4) Be very clear in diligence about what you understand about the company, what you really appreciate and also what gives you some concern or needs more work.
What else can NYA provide beyond fundraising?
We truly appreciate all of the early-stage investors that came into our company: New York Angels, Harvard Business School Angels, Robin Hood. In the beginning we did not understand how galvanizing those relationships can be and how sophisticated and connected that group of investors are. We have benefited so much from introductions, not just to other investor groups, but to partners, like auditors, and all of those relationships that early-stage companies always need. Founders may be domain experts about what they're doing, but that doesn't mean they know how to setup a really good server with a firewall or they may not have good diversified banking relationships. Medcura was fortunate because we started off with a fairly seasoned management team. I appreciate that New York Angels and our other early-stage investors offered us capabilities that have absolutely nothing to do with investment capital – but instead they offered invaluable human capital.
What has driven Medcura's success?
The people. While there are a lot of great technologies in life sciences – Medcura certainly has one – the people are what make all of this work. Early-stage investments, especially life science investments, are not for the faint of heart. They’re very, very difficult and take an extraordinary amount of time and planning. Everybody looks good on a good day, and everybody is happy when we can all high five; when a new round is done; or a patent comes in; or the FDA gives you a positive ruling; or when you see a sales lift. It’s on the other days, the hard days, when you really learn who is in the boat with you – the days when somebody else buys the department that you have been working on for over two years, and the new owners do not really care about your project; or when the FDA gives you a confounding or hard to understand answer. It's on those days when you really learn who is in the boat with you. If you have the right people, and those people are diligent and resilient, then you can overcome any challenge.
Do you have any other advice for founders?
You have to prepared for a lot of failure. There are the failures that you did not do right and didn't think about enough. Then there are the worst kind of failures, which are the ones that you did think about ahead of time – you tried to plan around it, but it still happened.

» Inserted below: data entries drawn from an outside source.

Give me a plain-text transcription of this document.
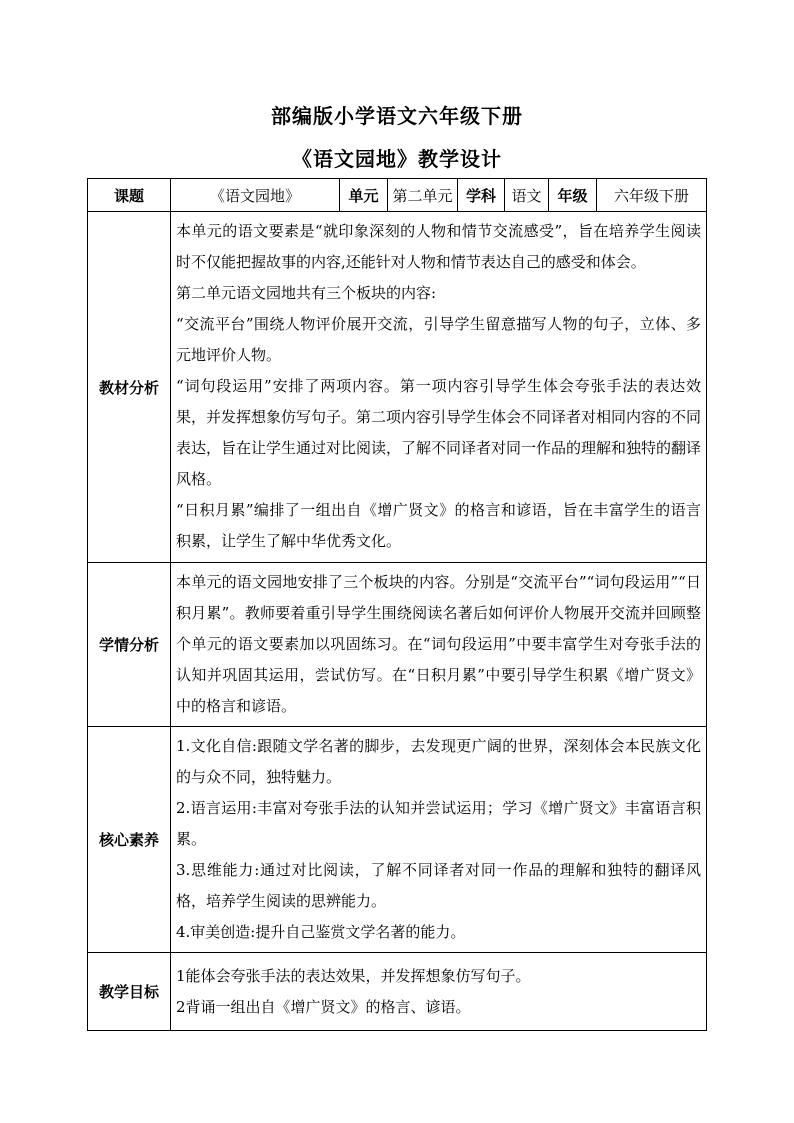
部编版小学语文六年级下册
《语文园地》教学设计
课题	《语文园地》	单元	第二单元	学科	语文	年级	六年级下册
教材分析	本单元的语文要素是“就印象深刻的人物和情节交流感受”，旨在培养学生阅读时不仅能把握故事的内容,还能针对人物和情节表达自己的感受和体会。

第二单元语文园地共有三个板块的内容:

“交流平台”围绕人物评价展开交流，引导学生留意描写人物的句子，立体、多元地评价人物。

“词句段运用”安排了两项内容。第一项内容引导学生体会夸张手法的表达效果，并发挥想象仿写句子。第二项内容引导学生体会不同译者对相同内容的不同表达，旨在让学生通过对比阅读，了解不同译者对同一作品的理解和独特的翻译风格。

“日积月累”编排了一组出自《增广贤文》的格言和谚语，旨在丰富学生的语言积累，让学生了解中华优秀文化。						

学情分析	本单元的语文园地安排了三个板块的内容。分别是“交流平台”“词句段运用”“日积月累”。教师要着重引导学生围绕阅读名著后如何评价人物展开交流并回顾整个单元的语文要素加以巩固练习。在“词句段运用”中要丰富学生对夸张手法的认知并巩固其运用，尝试仿写。在“日积月累”中要引导学生积累《增广贤文》中的格言和谚语。						

核心素养	1.文化自信:跟随文学名著的脚步，去发现更广阔的世界，深刻体会本民族文化的与众不同，独特魅力。

2.语言运用:丰富对夸张手法的认知并尝试运用；学习《增广贤文》丰富语言积累。

3.思维能力:通过对比阅读，了解不同译者对同一作品的理解和独特的翻译风格，培养学生阅读的思辨能力。

4.审美创造:提升自己鉴赏文学名著的能力。						

教学目标	1能体会夸张手法的表达效果，并发挥想象仿写句子。

2背诵一组出自《增广贤文》的格言、谚语。						
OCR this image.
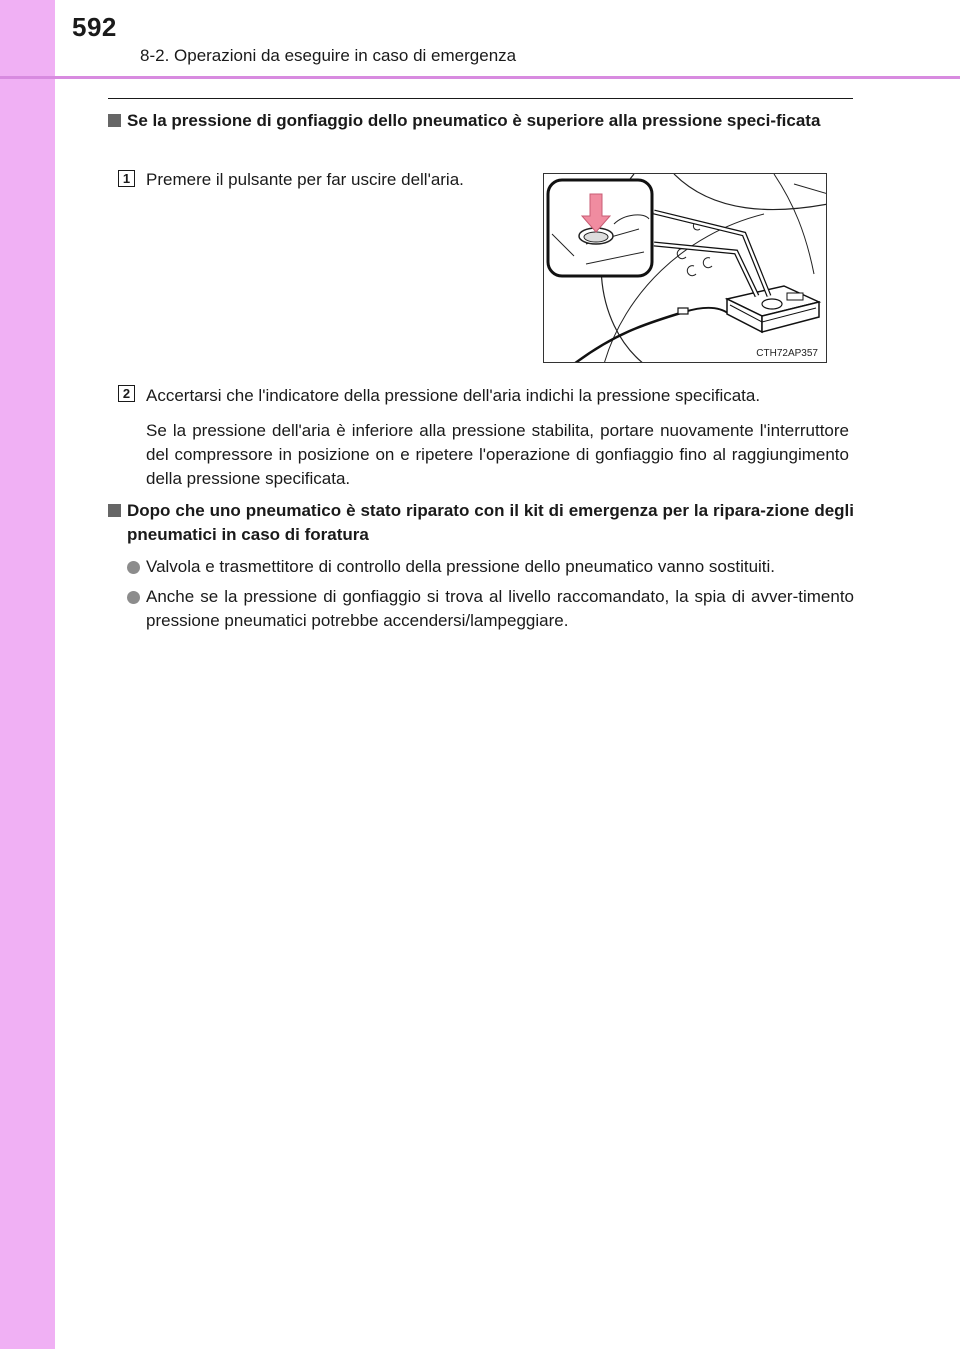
592
8-2. Operazioni da eseguire in caso di emergenza
Se la pressione di gonfiaggio dello pneumatico è superiore alla pressione speci-ficata
1 Premere il pulsante per far uscire dell'aria.
CTH72AP357
2 Accertarsi che l'indicatore della pressione dell'aria indichi la pressione specificata.
Se la pressione dell'aria è inferiore alla pressione stabilita, portare nuovamente l'interruttore del compressore in posizione on e ripetere l'operazione di gonfiaggio fino al raggiungimento della pressione specificata.
Dopo che uno pneumatico è stato riparato con il kit di emergenza per la ripara-zione degli pneumatici in caso di foratura
Valvola e trasmettitore di controllo della pressione dello pneumatico vanno sostituiti.
Anche se la pressione di gonfiaggio si trova al livello raccomandato, la spia di avver-timento pressione pneumatici potrebbe accendersi/lampeggiare.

One of the very first board meetings Vijay was at, we were discussing entering our first vertical because we already had an FDA clearance for high-performance, first aid products. Vijay asked, “What's your Plan B?” We said we have this great partner. Then Vijay said, “That sounds great. What’s your Plan C?” We said, there are some other people we’ve talked to and we could also do it ourselves. After he asked about Plan D, we said, maybe if all of those things don’t work, maybe this isn’t the best vertical for us to go into. Vijay then said to me, “Larry, unfortunately a lot of my life ends up in Plan C and D. It just does. I like what you said. I like what you’re thinking, but you have to have a better Plan D than what you have right now. So we worked to develop a better Plan D, and we ended up going with Plan C. Early-stage companies are a process; it’s a marathon, not a sprint.